Sunday, 5 January 2014

Dales Way - Day 1: Ilkley to Burnsall

Sunday 15th December 2013 

A riverside walk alongside the River Wharfe from Ilkley to Burnsall via Bolton Abbey and The Strid 

Distance: 23.5km; Ascent: 380m; Dry with occasional sunshine; Solo

I had been toying with the idea of walking the Dales Way for a while now, and this weekend seemed to be a good opportunity to walk a couple of days of it.  Therefore early this Sunday morning I caught a train across the Pennines to Leeds and then onto Ilkley, from where I set off walking at around quarter to ten.  Soon I reached the start of the Dales Way at Ilkley Bridge.

Ilkley Bridge
Sign at the start of the Dales Way
I headed west out of town, past a tennis club and across riverside fields with glimpses of sunshine.  The river looked to be quite full, presumably from all the recent rain - and it was forecast to rain some more later this afternoon.  This path seemed to be popular with joggers as I met a fair few between Ilkley and where the path joins the road 2km west of the town.

River Wharfe just west of Ilkley
Around a kilometre of minor roads lead me to the attractive cottages of Low Mill Village and onwards to pass St Peter's Church, whose interior dates from Tudor times according to the handy nearby sign.  A short walk through the eastern edge of the village of Addingham brought me back down to the River Wharfe.

St Peter's Church, Addingham
River Wharfe near Addingham
After passing through a caravan park there was now a pleasant couple of kilometres of riverside walking through sheep fields.  This ended when I reached the B6160 road, which I crossed to find the Farfield Friends Meeting House that dates from 1689.

Farfield Friends Meeting House
A field edge footpath offered a pleasant alternative to walking along the road for the next kilometre, but unfortunately it seems to end prematurely, which results in having to walk along the busy B6160 road for around half a kilometre before escaping back down to the river again.
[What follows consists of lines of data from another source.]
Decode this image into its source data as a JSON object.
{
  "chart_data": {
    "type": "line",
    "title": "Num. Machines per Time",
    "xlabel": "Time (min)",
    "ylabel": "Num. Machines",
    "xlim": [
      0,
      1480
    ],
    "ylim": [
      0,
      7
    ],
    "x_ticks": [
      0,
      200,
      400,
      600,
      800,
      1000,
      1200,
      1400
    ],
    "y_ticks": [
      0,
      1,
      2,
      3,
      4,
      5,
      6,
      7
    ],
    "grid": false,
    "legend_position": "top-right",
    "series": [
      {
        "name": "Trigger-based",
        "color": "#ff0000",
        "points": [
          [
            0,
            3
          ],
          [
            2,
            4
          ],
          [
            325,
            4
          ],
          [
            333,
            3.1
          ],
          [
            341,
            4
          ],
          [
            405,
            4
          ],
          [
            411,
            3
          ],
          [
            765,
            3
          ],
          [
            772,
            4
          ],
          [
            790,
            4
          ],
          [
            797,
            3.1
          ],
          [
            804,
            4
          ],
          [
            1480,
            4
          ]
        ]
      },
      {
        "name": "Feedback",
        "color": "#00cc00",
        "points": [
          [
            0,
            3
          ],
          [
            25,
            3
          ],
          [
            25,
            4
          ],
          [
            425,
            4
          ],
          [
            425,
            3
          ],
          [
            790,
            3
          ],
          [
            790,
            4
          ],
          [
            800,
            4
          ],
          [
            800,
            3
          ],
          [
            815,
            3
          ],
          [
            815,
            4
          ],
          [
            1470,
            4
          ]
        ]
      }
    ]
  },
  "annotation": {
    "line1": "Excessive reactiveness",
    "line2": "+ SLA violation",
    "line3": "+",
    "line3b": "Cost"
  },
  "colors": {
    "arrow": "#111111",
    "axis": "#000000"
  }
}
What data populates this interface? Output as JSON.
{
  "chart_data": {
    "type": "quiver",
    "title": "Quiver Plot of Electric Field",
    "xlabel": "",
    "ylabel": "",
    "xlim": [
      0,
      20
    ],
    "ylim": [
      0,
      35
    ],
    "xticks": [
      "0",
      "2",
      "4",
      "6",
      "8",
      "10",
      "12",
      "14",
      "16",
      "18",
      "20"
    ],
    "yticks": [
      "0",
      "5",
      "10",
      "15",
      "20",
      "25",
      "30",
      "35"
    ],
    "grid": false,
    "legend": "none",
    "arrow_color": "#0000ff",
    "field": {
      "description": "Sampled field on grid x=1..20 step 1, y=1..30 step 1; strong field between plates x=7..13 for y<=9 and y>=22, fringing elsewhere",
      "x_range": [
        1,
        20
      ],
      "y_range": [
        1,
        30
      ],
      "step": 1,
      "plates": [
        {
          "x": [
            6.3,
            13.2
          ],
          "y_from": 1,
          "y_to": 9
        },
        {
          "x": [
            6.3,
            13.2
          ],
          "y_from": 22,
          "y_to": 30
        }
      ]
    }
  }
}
Looking upstream from Bolton Bridge
At Bolton Bridge, where I entered the Yorkshire Dales National Park, there were good views further up into Wharfedale.  Continuing on upstream, on the west bank of the River Wharfe, I entered the pleasant parkland of the Bolton Abbey estate where I soon stopped for lunch on a handily located bench in the winter sunshine.  After a little over a kilometre of enjoyable riverside walking I reached the impressive remains of Bolton Priory, which dates from the 12th century.

Bolton Priory
Bolton Priory
I took five or ten minutes out of my walk to have a quick look around the ruins of the priory, before crossing to the east bank of the Wharfe by way of Waterfall Bridge.  The next couple of kilometres were clearly a popular spot for a Sunday afternoon stroll as I reckon I passed at least a hundred other walkers!

Waterfall Bridge
Bolton Priory
Around a kilometre and a half after passing the priory, I reached a very busy car park next to the Cavendish Pavilion cafe and visitor centre.  The reason for the busy car park soon became apparent as I entered Strid Wood: the estate was holding a Christmas event along the next few hundred metres of woodland path, complete with elves and Santa's grotto!  However given the I didn't have Isabel or Olivia with me there was no need to stop, so I continued onwards along the Green Trail to reach The Strid.

The Strid
This significant narrowing of the river was impressive to look at today given how full the river was, and it reminded me slightly of the Linn of Dee (although with a few more trees!).  However the river looked to be very dangerous here so, as advised by the signs, I kept well back from the edge whilst admiring the awesome force of the river being forced through such a narrow gap.

Continuing on through the woods I reached Barden Bridge.  Here I seemed to leave the crowds behind as from here on I only saw a handful of other walkers for the rest of the day.  It was a pleasant sunny afternoon as I continued northwards along the east bank of the river towards Appletreewick.

Afternoon light north of Barden Bridge
Tree north of Barden Bridge
I reached the road just east of Burnsall in fading light just before 4pm.  I crossed the bridge and headed to the tearoom for a well earned teacake and tea :-)  After feeling suitably refreshed I headed to my accommodation for the night to find I was the only guest at my B&B - well I suppose it was a Sunday in December!  A fine pub dinner washed down with a couple of pints of real ale was an excellent end to a good day's walking :-)

See also my Social Hiking live map from the walk.


  1. As Wainwright once said to walk without a goal is to wander aimlessly.....good luck on the Dales Way!

    1. Thanks :-) I made it as far as Buckden that weekend and I plan to go back to finish the Dales Way at some point over the next couple of months.